If 'TRUE', throw on failure; otherwise return 'FALSE'.

Value

Invisibly, a manifest describing the verified protocol.


Convert voxel subset to an rgsp graph

Description

Convert voxel subset to an rgsp graph

Usage

voxel_subset_to_gsp(mask, voxel_indices, k_neighbors = 6L)

Arguments

mask

LogicalNeuroVol or 3D logical array.

voxel_indices

Integer vector of voxel indices (mask order).

k_neighbors

Number of nearest neighbours for k-NN graph.

Value

'gsp_graph' object (from rgsp).


Active-pencil wavelet latent (CDF 5/3)

Description

Active-pencil wavelet latent (CDF 5/3)

Usage

wavelet_active_latent(
  X,
  mask,
  levels_space = 2L,
  levels_time = 0L,
  threshold = 0
)

Arguments

X

Numeric matrix (time x voxels in mask order) or 4D array.

mask

LogicalNeuroVol or 3D logical array.

levels_space

Integer spatial lifting levels (default 2).

levels_time

Integer temporal lifting levels (default 0 = none).

threshold

Optional hard threshold after space transform.

Value

An 'ImplicitLatent' with decoder supporting 'time_idx' and 'roi_mask'.

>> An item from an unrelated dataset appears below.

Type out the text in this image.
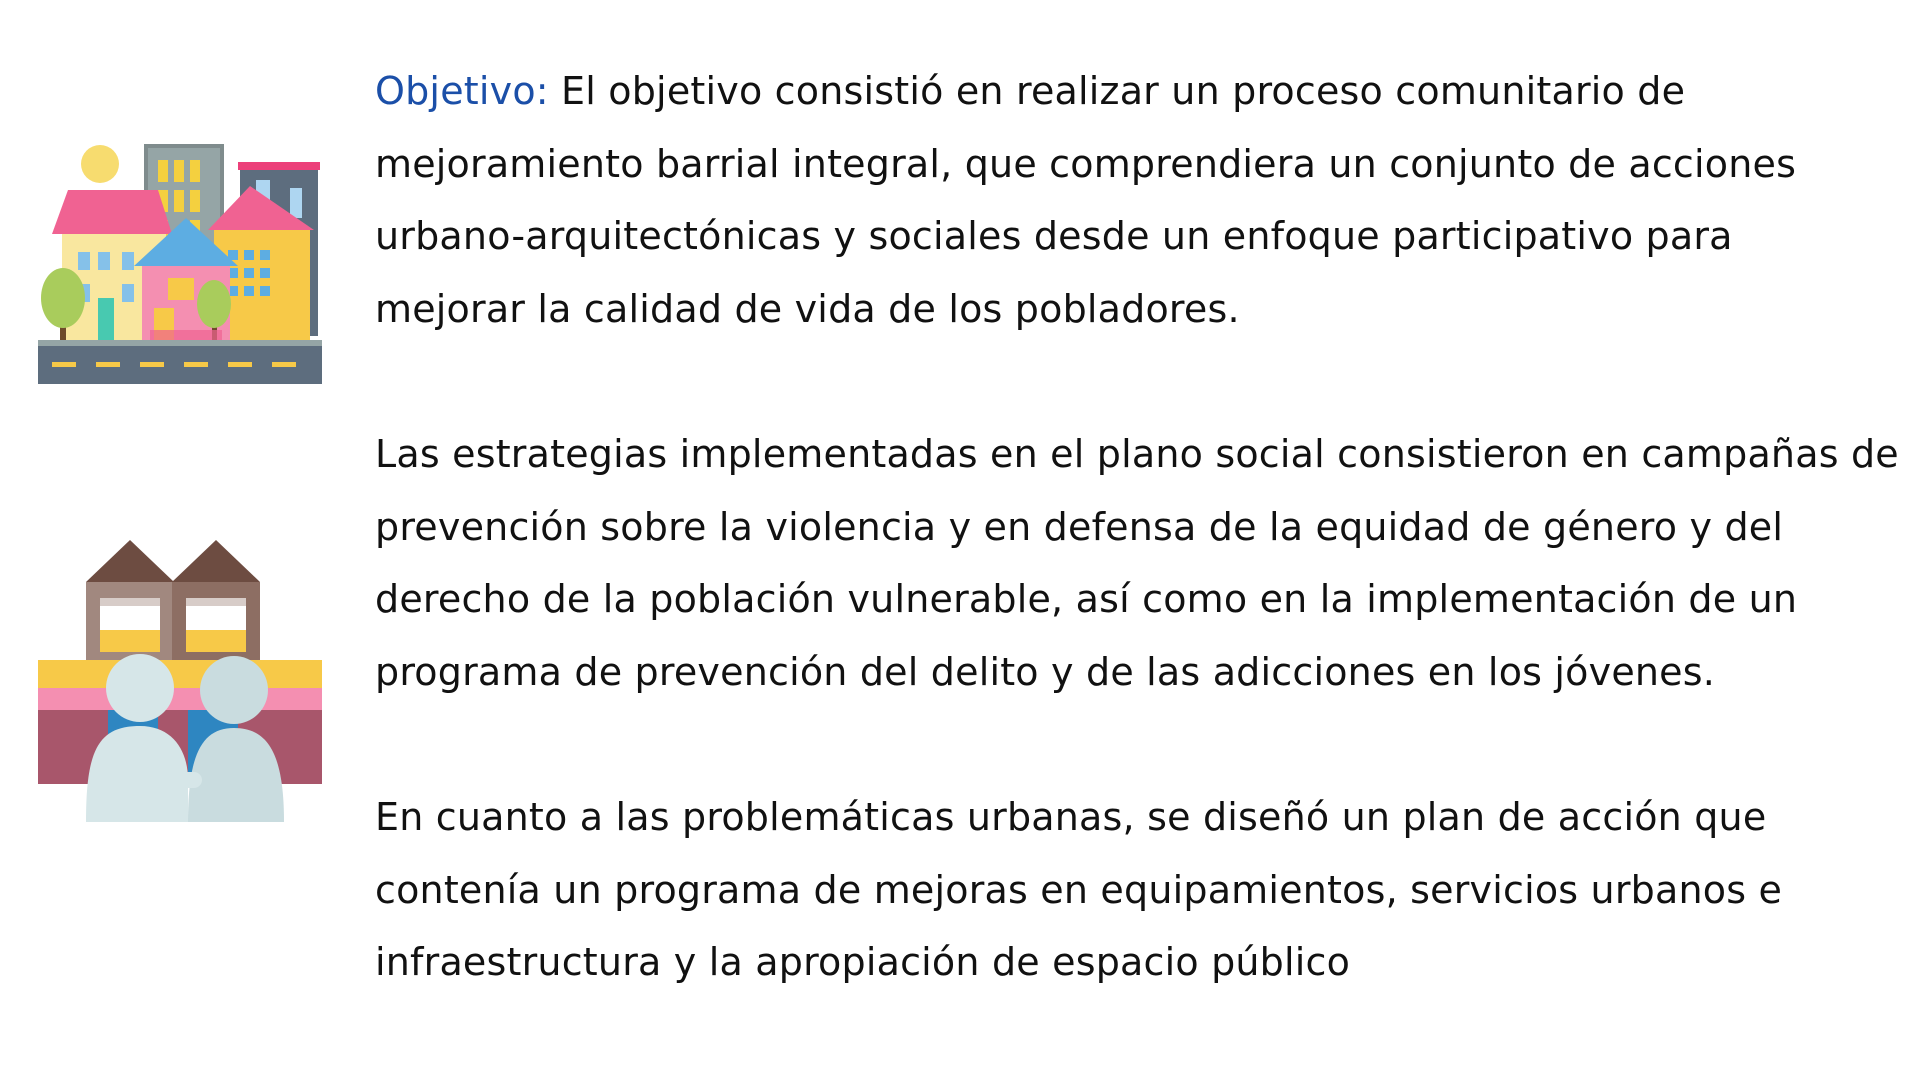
Objetivo: El objetivo consistió en realizar un proceso comunitario de mejoramiento barrial integral, que comprendiera un conjunto de acciones urbano-arquitectónicas y sociales desde un enfoque participativo para mejorar la calidad de vida de los pobladores.

Las estrategias implementadas en el plano social consistieron en campañas de prevención sobre la violencia y en defensa de la equidad de género y del derecho de la población vulnerable, así como en la implementación de un programa de prevención del delito y de las adicciones en los jóvenes.

En cuanto a las problemáticas urbanas, se diseñó un plan de acción que contenía un programa de mejoras en equipamientos, servicios urbanos e infraestructura y la apropiación de espacio público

Wrap flat decoded outputs into a domain-native representation

Description

Wrap flat decoded outputs into a domain-native representation

Usage

wrap_decoded(x, values, time_idx = NULL, space = c("native", "template"), ...)

## S4 method for signature 'ImplicitLatent'
wrap_decoded(x, values, time_idx = NULL, space = c("native", "template"), ...)

## S4 method for signature 'LatentNeuroSurfaceVector'
wrap_decoded(x, values, time_idx = NULL, space = c("native", "template"), ...)

## S4 method for signature 'BilatLatentNeuroSurfaceVector'
wrap_decoded(x, values, time_idx = NULL, space = c("native", "template"), ...)

## S4 method for signature 'BlockLatentNeuroVector'
wrap_decoded(x, values, time_idx = NULL, space = c("native", "template"), ...)

## S4 method for signature 'LatentNeuroVec'
wrap_decoded(x, values, time_idx = NULL, space = c("native", "template"), ...)

Arguments

x

A latent object.

values

Flat decoded values, typically as a vector or matrix.

time_idx

Optional integer time indices associated with values.

space

Output space to wrap into.

...

Additional arguments passed to methods.

Value

Domain-native wrapped representation.